To work around this issue, make sure all your ports have services running behind them.


LoadBalancer services are not supported on kind clusters created using sky local up.

Nginx Ingress#

This mode exposes ports by creating a Kubernetes Ingress backed by an existing Nginx Ingress Controller.

To use this mode:

  1. Install the Nginx Ingress Controller on your Kubernetes cluster. Refer to the documentation for installation instructions specific to your environment.

  2. Verify that the ingress-nginx-controller service has a valid external IP:

$ kubectl get service ingress-nginx-controller -n ingress-nginx

# Example output:
# NAME                             TYPE                CLUSTER-IP    EXTERNAL-IP     PORT(S)
# ingress-nginx-controller         LoadBalancer   80:31253/TCP,443:32699/TCP


If the EXTERNAL-IP field is <none>, you must to manually assign a External IP. This can be done by patching the service with an IP that can be accessed from outside the cluster. If the service type is NodePort, you can set the EXTERNAL-IP to any node’s IP address:

# Patch the nginx ingress service with an external IP. Can be any node's IP if using NodePort service.
# Replace <IP> in the following command with the IP you select.
$ kubectl patch svc ingress-nginx-controller -n ingress-nginx -p '{"spec": {"externalIPs": ["<IP>"]}}'

If the EXTERNAL-IP field is left as <none>, SkyPilot will use localhost as the external IP for the Ingress, and the endpoint may not be accessible from outside the cluster.

  1. Update the SkyPilot config at ~/.sky/config to use the ingress mode.

  ports: ingress


For RKE2 and K3s, the pre-installed Nginx ingress is not correctly configured by default. Follow the bare-metal installation instructions to set up the Nginx ingress controller correctly.

When using this mode, SkyPilot creates an ingress resource and a ClusterIP service for each port opened. The port can be accessed externally by using the Ingress URL plus a path prefix of the form /skypilot/{pod_name}/{port}.

Use sky status --endpoints <cluster> to view the full endpoint URLs for all ports.

$ sky status --endpoints mycluster


When exposing a port under a sub-path such as an ingress, services expecting root path access, (e.g., Jupyter notebooks) may face issues. To resolve this, configure the service to operate under a different base URL. For Jupyter, use –NotebookApp.base_url flag during launch. Alternatively, consider using LoadBalancer mode.

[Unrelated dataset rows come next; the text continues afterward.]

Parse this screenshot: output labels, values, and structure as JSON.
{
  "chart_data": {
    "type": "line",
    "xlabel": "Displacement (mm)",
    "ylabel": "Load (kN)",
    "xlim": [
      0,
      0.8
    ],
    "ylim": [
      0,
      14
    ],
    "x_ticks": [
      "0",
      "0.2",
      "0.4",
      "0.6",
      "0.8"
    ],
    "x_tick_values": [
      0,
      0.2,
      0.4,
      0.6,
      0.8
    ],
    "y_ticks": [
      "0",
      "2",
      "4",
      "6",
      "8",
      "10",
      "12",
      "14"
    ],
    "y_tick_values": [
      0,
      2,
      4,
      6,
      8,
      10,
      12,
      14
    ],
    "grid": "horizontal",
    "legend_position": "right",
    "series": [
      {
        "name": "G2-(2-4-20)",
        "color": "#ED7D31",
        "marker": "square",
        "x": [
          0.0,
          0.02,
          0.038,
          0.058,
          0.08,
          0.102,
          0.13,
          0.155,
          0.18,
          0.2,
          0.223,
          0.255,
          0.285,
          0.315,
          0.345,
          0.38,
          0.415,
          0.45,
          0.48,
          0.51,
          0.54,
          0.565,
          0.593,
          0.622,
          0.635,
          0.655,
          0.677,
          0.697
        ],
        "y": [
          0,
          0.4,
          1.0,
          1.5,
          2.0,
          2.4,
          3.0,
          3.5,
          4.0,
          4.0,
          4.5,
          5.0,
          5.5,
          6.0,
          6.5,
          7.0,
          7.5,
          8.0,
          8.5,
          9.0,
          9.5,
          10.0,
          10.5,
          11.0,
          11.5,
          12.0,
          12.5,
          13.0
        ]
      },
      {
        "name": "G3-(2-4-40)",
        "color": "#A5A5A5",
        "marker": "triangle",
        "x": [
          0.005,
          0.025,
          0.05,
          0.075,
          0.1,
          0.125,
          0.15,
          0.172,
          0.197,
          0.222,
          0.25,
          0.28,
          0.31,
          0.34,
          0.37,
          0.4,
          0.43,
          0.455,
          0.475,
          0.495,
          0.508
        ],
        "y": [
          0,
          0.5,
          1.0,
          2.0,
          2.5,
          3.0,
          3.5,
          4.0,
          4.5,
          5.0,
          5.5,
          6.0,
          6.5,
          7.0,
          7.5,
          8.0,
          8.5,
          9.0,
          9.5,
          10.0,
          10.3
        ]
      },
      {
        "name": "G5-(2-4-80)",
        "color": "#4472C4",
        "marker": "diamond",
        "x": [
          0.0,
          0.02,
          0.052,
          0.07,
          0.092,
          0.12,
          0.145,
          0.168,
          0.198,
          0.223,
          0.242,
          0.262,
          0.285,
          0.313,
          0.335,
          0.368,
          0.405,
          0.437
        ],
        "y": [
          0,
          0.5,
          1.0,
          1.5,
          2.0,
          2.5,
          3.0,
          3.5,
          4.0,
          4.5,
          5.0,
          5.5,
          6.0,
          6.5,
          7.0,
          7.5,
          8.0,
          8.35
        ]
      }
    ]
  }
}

Currently, SkyPilot does not support opening ports on a Kubernetes cluster using the Gateway API. If you are interested in this feature, please reach out.

Observability for Administrators#

All SkyPilot tasks are run in pods inside a Kubernetes cluster. As a cluster administrator, you can inspect running pods (e.g., with kubectl get pods -n namespace) to check which tasks are running and how many resources they are consuming on the cluster.

Additionally, you can also deploy tools such as the Kubernetes dashboard for easily viewing and managing SkyPilot tasks running on your cluster.

Kubernetes Dashboard

As a demo, we provide a sample Kubernetes dashboard deployment manifest that you can deploy with:

$ kubectl apply -f https://raw.githubusercontent.com/skypilot-org/skypilot/master/tests/kubernetes/scripts/dashboard.yaml

To access the dashboard, run:

$ kubectl proxy

In a browser, open http://localhost:8001/api/v1/namespaces/kubernetes-dashboard/services/https:kubernetes-dashboard:/proxy/ and click on Skip when prompted for credentials.

Note that this dashboard can only be accessed from the machine where the kubectl proxy command is executed.


The demo dashboard is not secure and should not be used in production. Please refer to the Kubernetes documentation for more information on how to set up access control for the dashboard.

Troubleshooting Kubernetes Setup#

If you encounter issues while setting up your Kubernetes cluster, please refer to the troubleshooting guide to diagnose and fix issues.